'Green' IT: A feasible proposition?
Published: 27 Sep 2004 17:05 BST
Steve May is going to test whether "green" marketing clicks with customers in the faceless Web-hosting business.
May is the founder and chief executive of Solar Data Centres, a company that bills itself as one of the first hosting outfits powered entirely by renewable energy.
The company currently purchases its energy from a third party that uses only renewable resources, and by the end of next year it plans to open a small data centre powered entirely by electricity generated from its own solar panels.
May -- who drives an electric car to work -- has made a personal commitment to purchasing renewable energy, but his hosting venture is purely commercial. His gambit is more about marketing than it is about tree hugging, he says.
"It's a completely different spin. It allows us to distinguish ourselves from the oceans of very similar service providers," May says.
May's operation is tiny in comparison to the behemoths of the multibillion-dollar Web-hosting market, which includes IBM and AT&T. But Solar Data Centres is slowly carving out a niche, serving more than 300 customers, such as the US Department of Energy's million Solar Roofs programme and the Portland Oregon Visitors Association, which have a commitment to use renewable sources of energy.
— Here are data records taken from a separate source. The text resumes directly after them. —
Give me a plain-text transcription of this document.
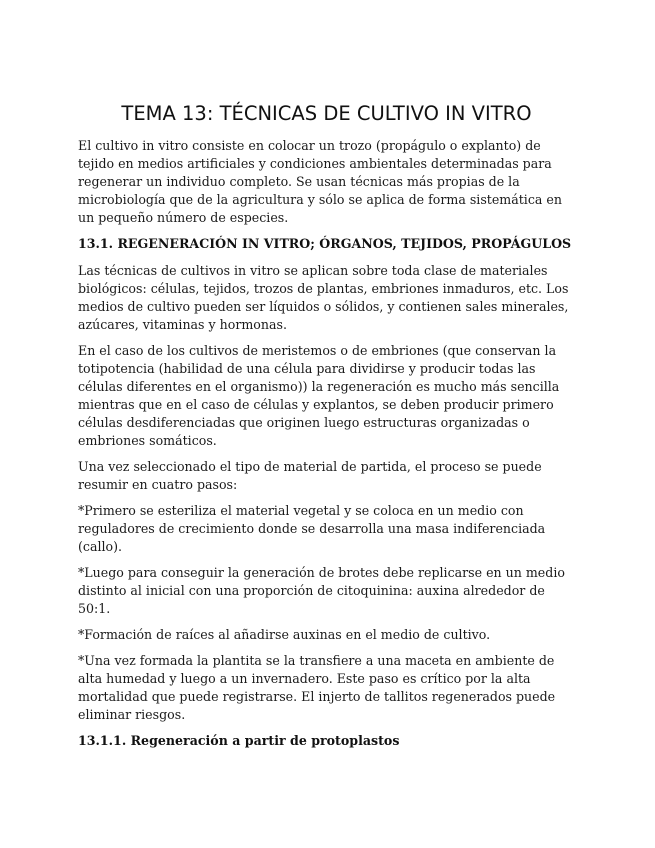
TEMA 13: TÉCNICAS DE CULTIVO IN VITRO

El cultivo in vitro consiste en colocar un trozo (propágulo o explanto) de tejido en medios artificiales y condiciones ambientales determinadas para regenerar un individuo completo. Se usan técnicas más propias de la microbiología que de la agricultura y sólo se aplica de forma sistemática en un pequeño número de especies.

13.1. REGENERACIÓN IN VITRO; ÓRGANOS, TEJIDOS, PROPÁGULOS

Las técnicas de cultivos in vitro se aplican sobre toda clase de materiales biológicos: células, tejidos, trozos de plantas, embriones inmaduros, etc. Los medios de cultivo pueden ser líquidos o sólidos, y contienen sales minerales, azúcares, vitaminas y hormonas.

En el caso de los cultivos de meristemos o de embriones (que conservan la totipotencia (habilidad de una célula para dividirse y producir todas las células diferentes en el organismo)) la regeneración es mucho más sencilla mientras que en el caso de células y explantos, se deben producir primero células desdiferenciadas que originen luego estructuras organizadas o embriones somáticos.

Una vez seleccionado el tipo de material de partida, el proceso se puede resumir en cuatro pasos:

*Primero se esteriliza el material vegetal y se coloca en un medio con reguladores de crecimiento donde se desarrolla una masa indiferenciada (callo).

*Luego para conseguir la generación de brotes debe replicarse en un medio distinto al inicial con una proporción de citoquinina: auxina alrededor de 50:1.

*Formación de raíces al añadirse auxinas en el medio de cultivo.

*Una vez formada la plantita se la transfiere a una maceta en ambiente de alta humedad y luego a un invernadero. Este paso es crítico por la alta mortalidad que puede registrarse. El injerto de tallitos regenerados puede eliminar riesgos.

13.1.1. Regeneración a partir de protoplastos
"I suspect that early customers will be the deep-green, smaller, entrepreneurial companies that are always looking for the next thing they can do," says Jacquelyn Ottman, author of the book "Green Marketing" and founder of J. Ottman Consulting, which works with businesses on environmentally friendly procedures and design.
Solar Data Centres was started about five years ago, when May acquired a small Web-hosting company called Solar Host that used photovoltaic cells to power about 12 servers. That initial venture charged a premium for solar-powered hosting services.